The declaration was widely applauded. One by one the resolutions were approved — until the ninth. Opponents both male and female loudly denounced the demand for women's suffrage, once again arguing that such an outrageous and impracticable demand would cheapen the whole cause. Then Frederick Douglass took the floor. Unrecorded and now lost, his speech made clear that freedom was not divisible according to sex or color. The resolution passed, but barely. Exactly one hundred of those present — 68 women and 32 men — finally signed the declaration.

Because the subject was so explosive, the meeting got extensive play in the press. Most newspapers lambasted the women for their "unwomanly behavior" indulged in "at the expense of their more appropriate duties." Cady Stanton wryly noted, "There is no danger of the Woman Question dying for want of notice."

Sadly, women's political progress was anything but speedy. By the time women won the vote, only one woman who signed the Declaration of Sentiments in 1848 — 19-year-old Charlotte Woodward — was alive to enjoy that hard-won right. But through it all, the table was there.
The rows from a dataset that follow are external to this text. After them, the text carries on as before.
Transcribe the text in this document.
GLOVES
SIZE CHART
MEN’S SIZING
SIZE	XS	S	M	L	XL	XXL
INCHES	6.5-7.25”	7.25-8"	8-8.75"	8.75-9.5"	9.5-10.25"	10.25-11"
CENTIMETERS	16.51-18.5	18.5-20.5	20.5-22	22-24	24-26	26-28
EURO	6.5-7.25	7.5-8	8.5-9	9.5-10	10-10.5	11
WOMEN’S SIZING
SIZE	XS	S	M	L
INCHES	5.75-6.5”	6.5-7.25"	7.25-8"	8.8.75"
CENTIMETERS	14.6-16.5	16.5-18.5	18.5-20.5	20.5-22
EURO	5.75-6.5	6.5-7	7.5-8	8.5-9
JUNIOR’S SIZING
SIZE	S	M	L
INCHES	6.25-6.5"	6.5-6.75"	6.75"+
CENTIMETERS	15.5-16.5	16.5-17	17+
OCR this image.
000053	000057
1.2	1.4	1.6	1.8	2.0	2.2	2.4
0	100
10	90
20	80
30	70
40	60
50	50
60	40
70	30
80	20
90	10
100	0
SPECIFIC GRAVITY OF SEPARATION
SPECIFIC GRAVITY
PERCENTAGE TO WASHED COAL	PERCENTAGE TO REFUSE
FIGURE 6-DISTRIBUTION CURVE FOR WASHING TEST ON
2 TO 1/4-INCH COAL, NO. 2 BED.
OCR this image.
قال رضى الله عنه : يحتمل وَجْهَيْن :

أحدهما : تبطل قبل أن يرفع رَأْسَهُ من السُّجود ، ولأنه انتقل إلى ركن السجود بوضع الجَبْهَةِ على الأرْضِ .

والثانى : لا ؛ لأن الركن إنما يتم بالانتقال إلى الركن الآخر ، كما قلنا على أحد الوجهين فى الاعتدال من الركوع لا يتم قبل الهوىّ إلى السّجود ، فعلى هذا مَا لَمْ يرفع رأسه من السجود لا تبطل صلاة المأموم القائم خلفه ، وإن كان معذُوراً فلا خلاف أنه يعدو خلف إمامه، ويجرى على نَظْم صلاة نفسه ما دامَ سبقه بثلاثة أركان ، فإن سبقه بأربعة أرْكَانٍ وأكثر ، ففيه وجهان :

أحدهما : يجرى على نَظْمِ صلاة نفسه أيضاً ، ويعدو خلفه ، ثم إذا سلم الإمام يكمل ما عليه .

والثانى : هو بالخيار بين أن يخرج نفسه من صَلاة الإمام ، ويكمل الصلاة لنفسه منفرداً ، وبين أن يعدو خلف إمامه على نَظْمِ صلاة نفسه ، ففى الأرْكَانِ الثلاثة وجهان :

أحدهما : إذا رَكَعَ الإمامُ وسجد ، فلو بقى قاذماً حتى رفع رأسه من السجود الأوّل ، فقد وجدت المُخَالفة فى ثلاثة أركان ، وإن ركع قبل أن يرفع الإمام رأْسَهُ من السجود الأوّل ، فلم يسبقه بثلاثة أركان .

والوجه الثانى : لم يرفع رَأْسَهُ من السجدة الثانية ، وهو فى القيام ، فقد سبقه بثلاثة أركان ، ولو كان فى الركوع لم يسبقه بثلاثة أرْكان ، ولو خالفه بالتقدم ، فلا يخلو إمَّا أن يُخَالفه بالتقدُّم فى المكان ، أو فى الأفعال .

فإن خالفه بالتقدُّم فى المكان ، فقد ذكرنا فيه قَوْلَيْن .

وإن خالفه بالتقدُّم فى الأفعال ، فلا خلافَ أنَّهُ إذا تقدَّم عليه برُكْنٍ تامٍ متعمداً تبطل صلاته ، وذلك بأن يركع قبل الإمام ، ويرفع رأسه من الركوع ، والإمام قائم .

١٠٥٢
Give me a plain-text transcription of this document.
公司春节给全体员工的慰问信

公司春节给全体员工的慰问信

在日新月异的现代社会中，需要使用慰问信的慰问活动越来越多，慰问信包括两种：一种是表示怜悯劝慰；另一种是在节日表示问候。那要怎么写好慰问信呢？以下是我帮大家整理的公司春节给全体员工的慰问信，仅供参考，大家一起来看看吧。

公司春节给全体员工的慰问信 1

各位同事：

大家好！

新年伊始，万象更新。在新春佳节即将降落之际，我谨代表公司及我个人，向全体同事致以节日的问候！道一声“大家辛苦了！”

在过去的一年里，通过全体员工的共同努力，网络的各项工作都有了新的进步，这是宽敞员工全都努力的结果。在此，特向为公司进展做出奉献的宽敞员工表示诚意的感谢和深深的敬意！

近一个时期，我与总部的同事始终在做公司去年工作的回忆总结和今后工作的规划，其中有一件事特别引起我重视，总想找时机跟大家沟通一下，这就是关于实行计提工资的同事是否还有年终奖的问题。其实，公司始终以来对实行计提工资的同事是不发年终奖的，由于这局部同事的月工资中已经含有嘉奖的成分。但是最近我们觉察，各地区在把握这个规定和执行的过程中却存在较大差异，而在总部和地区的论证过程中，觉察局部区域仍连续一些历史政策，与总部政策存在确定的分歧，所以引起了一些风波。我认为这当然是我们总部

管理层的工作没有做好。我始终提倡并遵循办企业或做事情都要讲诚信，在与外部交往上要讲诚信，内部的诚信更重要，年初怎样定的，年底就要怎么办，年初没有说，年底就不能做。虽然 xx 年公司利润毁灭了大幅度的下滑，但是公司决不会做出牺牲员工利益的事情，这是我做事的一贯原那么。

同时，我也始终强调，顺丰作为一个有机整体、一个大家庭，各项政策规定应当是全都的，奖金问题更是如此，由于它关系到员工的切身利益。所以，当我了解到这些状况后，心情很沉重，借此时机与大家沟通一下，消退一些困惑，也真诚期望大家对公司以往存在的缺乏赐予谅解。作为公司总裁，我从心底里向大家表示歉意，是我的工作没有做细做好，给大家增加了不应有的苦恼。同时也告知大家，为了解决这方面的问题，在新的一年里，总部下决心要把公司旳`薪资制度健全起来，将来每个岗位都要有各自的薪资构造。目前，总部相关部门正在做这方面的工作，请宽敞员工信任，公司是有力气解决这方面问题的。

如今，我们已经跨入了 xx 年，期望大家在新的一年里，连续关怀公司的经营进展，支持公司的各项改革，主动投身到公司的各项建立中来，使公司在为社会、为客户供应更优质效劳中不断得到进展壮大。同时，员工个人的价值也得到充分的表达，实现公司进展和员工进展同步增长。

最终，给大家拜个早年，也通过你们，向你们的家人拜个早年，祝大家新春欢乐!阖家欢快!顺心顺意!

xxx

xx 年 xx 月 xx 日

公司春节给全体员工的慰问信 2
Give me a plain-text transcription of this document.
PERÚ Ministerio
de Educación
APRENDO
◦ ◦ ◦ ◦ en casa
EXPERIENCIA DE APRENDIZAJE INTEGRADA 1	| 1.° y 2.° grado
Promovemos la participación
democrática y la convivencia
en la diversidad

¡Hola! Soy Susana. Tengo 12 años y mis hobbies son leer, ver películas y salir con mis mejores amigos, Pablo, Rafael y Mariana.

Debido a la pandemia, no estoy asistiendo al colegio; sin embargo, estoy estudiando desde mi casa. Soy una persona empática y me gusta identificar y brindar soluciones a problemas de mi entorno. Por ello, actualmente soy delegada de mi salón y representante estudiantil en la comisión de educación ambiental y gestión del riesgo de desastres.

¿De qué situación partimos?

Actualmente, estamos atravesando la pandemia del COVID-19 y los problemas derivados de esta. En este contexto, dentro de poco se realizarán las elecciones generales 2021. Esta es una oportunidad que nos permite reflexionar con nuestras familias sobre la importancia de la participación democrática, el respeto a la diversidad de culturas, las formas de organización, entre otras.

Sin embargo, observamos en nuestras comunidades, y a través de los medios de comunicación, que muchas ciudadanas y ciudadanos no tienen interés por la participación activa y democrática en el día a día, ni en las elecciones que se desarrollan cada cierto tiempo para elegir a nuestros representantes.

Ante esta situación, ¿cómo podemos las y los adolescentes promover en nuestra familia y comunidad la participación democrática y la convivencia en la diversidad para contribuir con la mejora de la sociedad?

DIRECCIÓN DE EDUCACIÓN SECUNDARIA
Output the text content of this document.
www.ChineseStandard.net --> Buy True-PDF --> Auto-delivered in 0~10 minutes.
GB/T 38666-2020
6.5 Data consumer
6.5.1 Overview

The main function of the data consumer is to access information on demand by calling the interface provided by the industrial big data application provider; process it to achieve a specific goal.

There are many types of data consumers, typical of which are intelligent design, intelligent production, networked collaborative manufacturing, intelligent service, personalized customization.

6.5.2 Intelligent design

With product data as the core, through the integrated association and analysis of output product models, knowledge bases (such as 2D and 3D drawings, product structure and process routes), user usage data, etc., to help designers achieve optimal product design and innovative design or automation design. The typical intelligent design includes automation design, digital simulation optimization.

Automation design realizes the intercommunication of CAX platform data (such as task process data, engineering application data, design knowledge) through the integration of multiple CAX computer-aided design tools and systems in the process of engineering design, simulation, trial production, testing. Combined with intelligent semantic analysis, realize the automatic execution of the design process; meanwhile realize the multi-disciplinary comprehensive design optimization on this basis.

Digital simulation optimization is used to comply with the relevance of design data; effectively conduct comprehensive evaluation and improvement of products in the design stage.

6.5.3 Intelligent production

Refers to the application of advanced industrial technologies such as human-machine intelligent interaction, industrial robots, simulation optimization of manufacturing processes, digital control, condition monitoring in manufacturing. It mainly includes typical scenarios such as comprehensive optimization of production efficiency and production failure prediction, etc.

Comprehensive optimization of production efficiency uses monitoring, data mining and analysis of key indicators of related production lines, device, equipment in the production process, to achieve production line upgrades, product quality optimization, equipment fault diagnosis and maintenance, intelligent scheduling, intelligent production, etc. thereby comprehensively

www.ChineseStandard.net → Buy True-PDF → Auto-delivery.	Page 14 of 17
As icon of the movement, it occupied center stage at the 50th anniversary of the women's movement. When not on display, it was kept by Cady Stanton and, later, Anthony. In 1916, the table took up residence in Washington at the headquarters of the National American Woman Suffrage Association, which was busy lobbying Congress for the vote. Fittingly, in 1919, less than a month after passage of the Nineteenth Amendment — that radical "elective franchise" first publicly demanded at Seneca Falls — the association confirmed the table's place in history by donating the piece to the Smithsonian.